The work with this family is internationally important, as very few other researchers in the world have had long-term access to families with these gene mutations. Instead they’ve had to work with smaller groups of unrelated people. We are part of a network of similar studies all over the world, working together to identify dementia early. Many other researchers are developing treatments that may be useful at this early time-point, so both of these types of research are critical.
Have you made any significant breakthroughs so far? What have those been, and what have they allowed in terms of steering ongoing research?
I started this research in 2016 and the family were all recruited into the study by 2018, so we’ve amassed three years’ worth of data at this point. What we’ve asked of them is not insignificant – they’ll each spend up to two days having assessments – but it’s that commitment which has made a huge difference to the study.
We have some very preliminary data that suggests over a two-year timeframe we can see changes in the sense of smell happening quite early. Which is really interesting for us because it fits well with the data on other neurodegenerative diseases, especially Parkinson’s disease, that it can be something that’s changing quite early. We’re also seeing evidence of early cognitive changes, which is in line with what some other similar cohorts of FTD gene carriers in the UK have already reported, so it’s really encouraging for us to be seeing similar results. It could indicate some sort of signature – including potentially sense of smell – and could possibly mean that these changes could be an early indicator of dementia, potentially decades before symptoms are expected to arise. If this same signature is detectable in the general population, it may be possible to detect these changes early and intervene to prevent dementia symptoms from developing.
Because we’re interested in the sense of smell, we wanted to extend it to other sensory systems. So we are going to do a test of hearing and balance in the cohort, and now that we can be back in the lab we’re also going straight into RNA sequencing the blood samples to look at any changes that we can pick up there.

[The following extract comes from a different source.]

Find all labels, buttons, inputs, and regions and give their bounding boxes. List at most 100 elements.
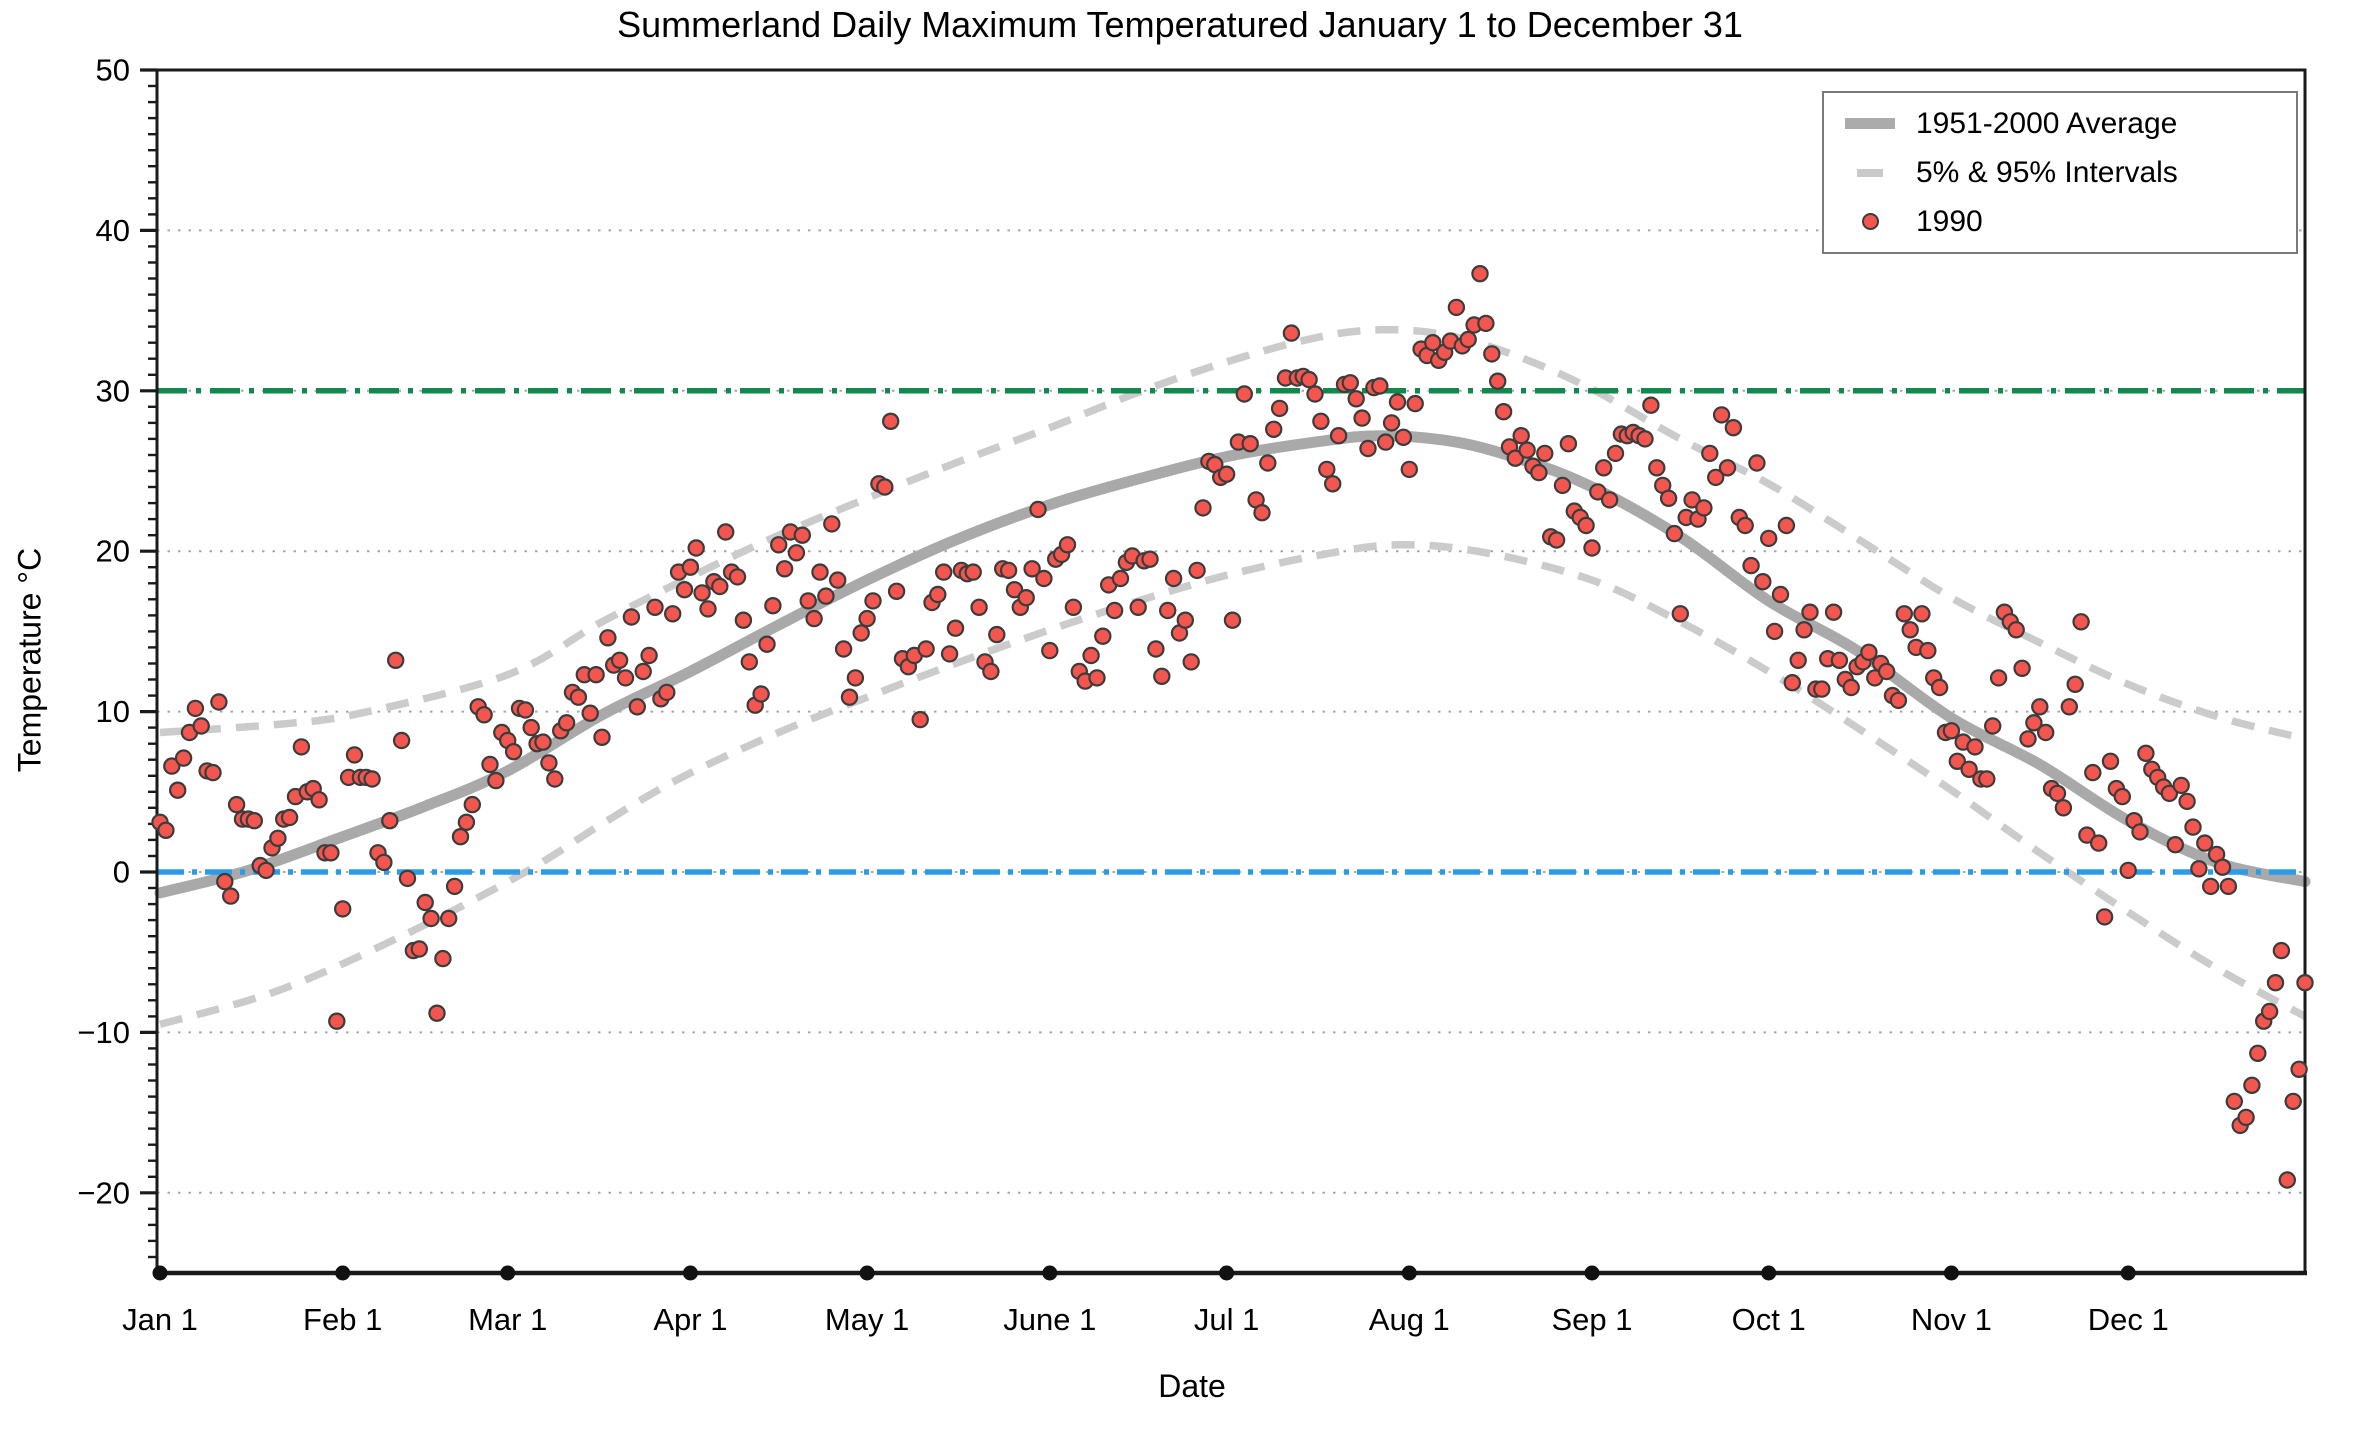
data-point-1990: [940, 645, 959, 663]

How is your work sustained? What does it need to continue? And what role does the AMRF play in that?
The youngest family member in this study started when they were 25. So it’s possible that that’s a little bit too early to see these changes happening, but we know the sooner we identify it the better. That’s why it’s really important to do this over the long term. The hope is that we can keep this study going for as long as possible, however the longevity of the project relies heavily on funding. I spend approximately half my time in the lab here at the University of Auckland, the other half involves coordinating the team and applying for more research funding.
The Auckland Medical Research Foundation is funding my postdoctoral fellowship – and their support is really vital. AMRF has invested more than $84 million into a wide range of medical research since it was established in 1955, and an endowment funds AMRF’s administration costs, meaning 100% of any donations go directly to research.
Really, for researchers like me, what the Foundation provides is more than just funding. They’re providing hope for the future – hope that we can continue to do this work, and that we can change lives by doing it.